Le succès est moindre dans l’intimité du couple : le quotidien et une certaine usure, peut-être, ont terni le regard de son mari sur elle. Les remarques acerbes fusent sur son corps, témoin des étapes naturelles pourtant merveilleuses de sa vie ; les exigences diverses et variées se font plus intenses à son égard. Elle courbe en partie le dos, par habitude peut-être. Une mécanique qui fonctionne mais tout de même enrayée par ces désagréables grains de sable.

« Il voyait en elle une femme assez naturelle, tout ce qui l’effrayait en vérité, peut-être, même, la vérité. […] Il le lui avait reproché, cela, entre autres choses, un peu, beaucoup, de plus en plus. Jusqu’à ce qu’il attaque, sous la peau, dans la chair » (p.21)

Lors d’un rendez-vous professionnel, on lui fait rencontrer un homme. Si l’enjeu initial s’avère vain dès les premières minutes, la révélation d’une osmose des affinités est évidente : fluidité de la parole, gaieté dans chaque mot, naturel confondant des échanges… Elle et lui vivent un coup de foudre en bonne et due forme.

« Ils étaient accordés en tout, c’était ainsi. Leur rencontre tenait du miracle, et le miracle s’était produit. » (p.42-43)

Mais, parce que chacun est engagé dans une vie de couple et une vie de famille et qu’il s’agit de protéger tant le conjoint que les enfants, ils se promettent de ne jamais consommer leur coup de foudre et l’évidence de leur amour.

« Ils ne feraient jamais l’amour, jamais / Ils étaient d’accord / Ce serait leur pacte » (p.43)

Une chasteté toute médiévale, un noble idéal : leur amour sera simplement fait de mots, de regards, de rendez-vous et de quelques caresses. Pas plus. Un amour pas non plus si désincarné que cela : l’un et l’autre se métamorphosent physiquement car auréolés de la grâce amoureuse qui illumine le visage et le cœur.

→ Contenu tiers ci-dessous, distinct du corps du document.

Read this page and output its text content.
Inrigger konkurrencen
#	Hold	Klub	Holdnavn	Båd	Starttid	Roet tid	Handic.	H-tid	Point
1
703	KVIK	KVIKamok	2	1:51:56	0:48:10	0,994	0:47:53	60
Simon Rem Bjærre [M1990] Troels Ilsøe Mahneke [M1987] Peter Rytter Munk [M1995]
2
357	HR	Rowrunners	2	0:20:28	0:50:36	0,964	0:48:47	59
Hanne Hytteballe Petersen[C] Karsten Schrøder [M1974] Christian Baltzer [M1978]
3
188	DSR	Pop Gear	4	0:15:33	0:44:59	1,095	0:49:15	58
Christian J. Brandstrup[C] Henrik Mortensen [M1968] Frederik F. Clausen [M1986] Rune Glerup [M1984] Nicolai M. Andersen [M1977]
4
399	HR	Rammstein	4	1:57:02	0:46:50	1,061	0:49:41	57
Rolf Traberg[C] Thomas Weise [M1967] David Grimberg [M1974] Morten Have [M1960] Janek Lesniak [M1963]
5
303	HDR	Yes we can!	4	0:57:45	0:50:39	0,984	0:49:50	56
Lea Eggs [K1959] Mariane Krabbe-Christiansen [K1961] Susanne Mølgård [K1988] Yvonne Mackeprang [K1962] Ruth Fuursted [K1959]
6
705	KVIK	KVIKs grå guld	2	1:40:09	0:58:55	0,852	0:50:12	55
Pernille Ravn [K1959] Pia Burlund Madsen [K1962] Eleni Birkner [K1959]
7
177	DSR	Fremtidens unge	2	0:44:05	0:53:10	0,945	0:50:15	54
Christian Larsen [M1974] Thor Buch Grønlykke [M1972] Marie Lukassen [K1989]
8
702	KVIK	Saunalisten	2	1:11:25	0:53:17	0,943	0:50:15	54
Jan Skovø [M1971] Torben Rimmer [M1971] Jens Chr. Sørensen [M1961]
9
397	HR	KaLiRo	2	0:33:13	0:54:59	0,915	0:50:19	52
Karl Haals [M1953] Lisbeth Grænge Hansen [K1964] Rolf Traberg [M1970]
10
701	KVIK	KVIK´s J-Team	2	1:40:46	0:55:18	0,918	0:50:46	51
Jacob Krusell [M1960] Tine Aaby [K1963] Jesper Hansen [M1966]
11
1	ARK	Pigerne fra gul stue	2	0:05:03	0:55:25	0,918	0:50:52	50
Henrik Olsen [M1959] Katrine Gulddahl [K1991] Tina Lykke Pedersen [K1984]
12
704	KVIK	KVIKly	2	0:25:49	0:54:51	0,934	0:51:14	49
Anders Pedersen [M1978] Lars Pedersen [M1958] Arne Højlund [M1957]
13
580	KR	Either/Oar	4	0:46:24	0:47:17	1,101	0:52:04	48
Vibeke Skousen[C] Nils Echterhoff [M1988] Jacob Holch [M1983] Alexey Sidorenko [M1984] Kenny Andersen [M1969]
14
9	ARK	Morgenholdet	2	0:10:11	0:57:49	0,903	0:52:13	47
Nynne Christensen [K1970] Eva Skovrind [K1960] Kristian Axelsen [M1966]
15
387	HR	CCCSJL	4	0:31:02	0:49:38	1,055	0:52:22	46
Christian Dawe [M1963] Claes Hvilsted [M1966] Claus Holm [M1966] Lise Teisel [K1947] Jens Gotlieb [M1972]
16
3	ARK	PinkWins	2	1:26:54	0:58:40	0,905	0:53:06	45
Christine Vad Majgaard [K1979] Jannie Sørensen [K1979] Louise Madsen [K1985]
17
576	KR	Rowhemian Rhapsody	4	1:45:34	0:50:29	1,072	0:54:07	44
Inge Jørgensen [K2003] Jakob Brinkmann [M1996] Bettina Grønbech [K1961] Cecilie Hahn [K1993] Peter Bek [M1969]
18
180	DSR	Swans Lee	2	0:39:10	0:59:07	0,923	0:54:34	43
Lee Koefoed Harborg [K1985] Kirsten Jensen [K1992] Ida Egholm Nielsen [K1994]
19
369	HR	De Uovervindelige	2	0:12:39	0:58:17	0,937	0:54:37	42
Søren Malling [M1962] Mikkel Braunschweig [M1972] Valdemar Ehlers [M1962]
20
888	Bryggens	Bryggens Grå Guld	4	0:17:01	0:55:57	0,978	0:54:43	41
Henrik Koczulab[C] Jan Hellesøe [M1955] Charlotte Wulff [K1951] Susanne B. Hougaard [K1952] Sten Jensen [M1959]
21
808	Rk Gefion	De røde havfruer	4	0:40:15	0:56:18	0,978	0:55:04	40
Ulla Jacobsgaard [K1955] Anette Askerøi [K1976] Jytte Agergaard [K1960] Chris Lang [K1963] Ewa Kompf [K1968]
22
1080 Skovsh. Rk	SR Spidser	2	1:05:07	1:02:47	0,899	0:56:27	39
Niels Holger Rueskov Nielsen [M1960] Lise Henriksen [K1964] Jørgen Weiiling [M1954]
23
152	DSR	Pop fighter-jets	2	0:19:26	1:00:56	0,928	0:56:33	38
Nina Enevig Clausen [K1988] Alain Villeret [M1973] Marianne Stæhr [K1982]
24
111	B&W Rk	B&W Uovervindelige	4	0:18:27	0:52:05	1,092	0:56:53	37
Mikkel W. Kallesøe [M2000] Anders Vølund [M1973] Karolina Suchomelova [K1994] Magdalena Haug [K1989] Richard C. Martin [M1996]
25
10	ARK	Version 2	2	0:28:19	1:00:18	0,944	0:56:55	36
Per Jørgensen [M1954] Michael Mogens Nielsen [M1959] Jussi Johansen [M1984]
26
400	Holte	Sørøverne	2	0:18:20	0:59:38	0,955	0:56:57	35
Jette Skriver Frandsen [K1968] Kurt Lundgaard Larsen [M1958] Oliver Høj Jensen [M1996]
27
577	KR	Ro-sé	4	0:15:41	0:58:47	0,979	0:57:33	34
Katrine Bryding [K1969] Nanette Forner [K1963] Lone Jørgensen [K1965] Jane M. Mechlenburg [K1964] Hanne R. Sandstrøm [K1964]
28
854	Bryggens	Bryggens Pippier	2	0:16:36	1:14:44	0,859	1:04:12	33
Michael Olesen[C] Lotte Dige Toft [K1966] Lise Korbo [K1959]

« Comme elle l’aimait, déjà. Source de lumière, source de vie, fraîche, limpide, pure. Lui, il l’aimait pour tout ce qu’elle était, comme elle était, il l’aimait. Il n’y avait pas de faute, pas d’erreur. Seulement l’évidence, le miracle. La grâce. Il n’y avait rien à enlever, rien à changer, rien à améliorer. » (p.51)

Pourtant, ce noble pacte est progressivement mis à mal par la distance (du temps, de la géographie), par le retour inattendu de la flamme du mari, par les contraintes logistiques diverses et variées. Ce couple en pointillés peut-il (sur-)vivre à tout cela, malgré l’évidence d’un amour sublime ?

« Qu’ils oublient donc les autres, qu’ils pensent à eux, enfin, rien qu’à eux, à leur amour, merveilleux, et tant pis si cela détruisait le reste du monde. » (p.134)

Allons plus loin dans notre questionnement : doit-on parler d’adultère alors que l’amour n’est pas consommé ? L’amour peut-il se passer de toute dimension charnelle ? Peut-on faire cohabiter vie de famille instituée et entretien du coup de foudre ? Faut-il obligatoirement choisir ?

« Ainsi, rien n’était simple, rien n’était évident, facile, acquis, jamais, pour personne. Il y avait des forces, plus puissantes que les êtres. Il fallait l’accepter, et même, accueillir ces forces. Accueillir cette impuissance à connaître, à maîtriser, à comprendre enfin. La vie conservait tout son mystère. La condition humaine était condamnée à l’humilité. » (p.170)

Vous aimer est un merveilleux roman, qui transcende le sentiment amoureux dans sa complexité et ses formes, parfois contradictoires. Caroline Bongrand offre un portrait de femme tiraillé, voire déchiré, entre les impératifs normatifs du couple et son désir de donner libre cours à ce coup de foudre qui scelle l’évidence d’un bonheur à venir. On ne pourra qu’être sensible à la beauté et à la pudeur avec lesquelles le couple manipule son amour (et son bonheur) tout nouveau : une prose poétique et courtoise tout en délicatesse, comme si chacun était sensible à la fragilité de cet état de grâce sentimental inattendu. Une fulgurance.

Reste un point : doit-on saisir la chance que nous offre la vie en un renouveau prometteur d’un réel bonheur, ou sauvegarder malgré tout ce qui fut et qui un jour ou plusieurs nous combla ?

« On ne vivait qu’une fois et elle voulait vivre, vivre de cet amour et vivre cet amour. Et s’il devait ne rien se passer entre eux, jamais, que des mots échangés, que des regards, au moins qu’il sache comment elle l’aimait : totalement, et pour l’éternité. » (p.70)


Vous aimer, Caroline BONGRAND, éditions ROBERT LAFFONT, 2016, 175 pages, 17.50€.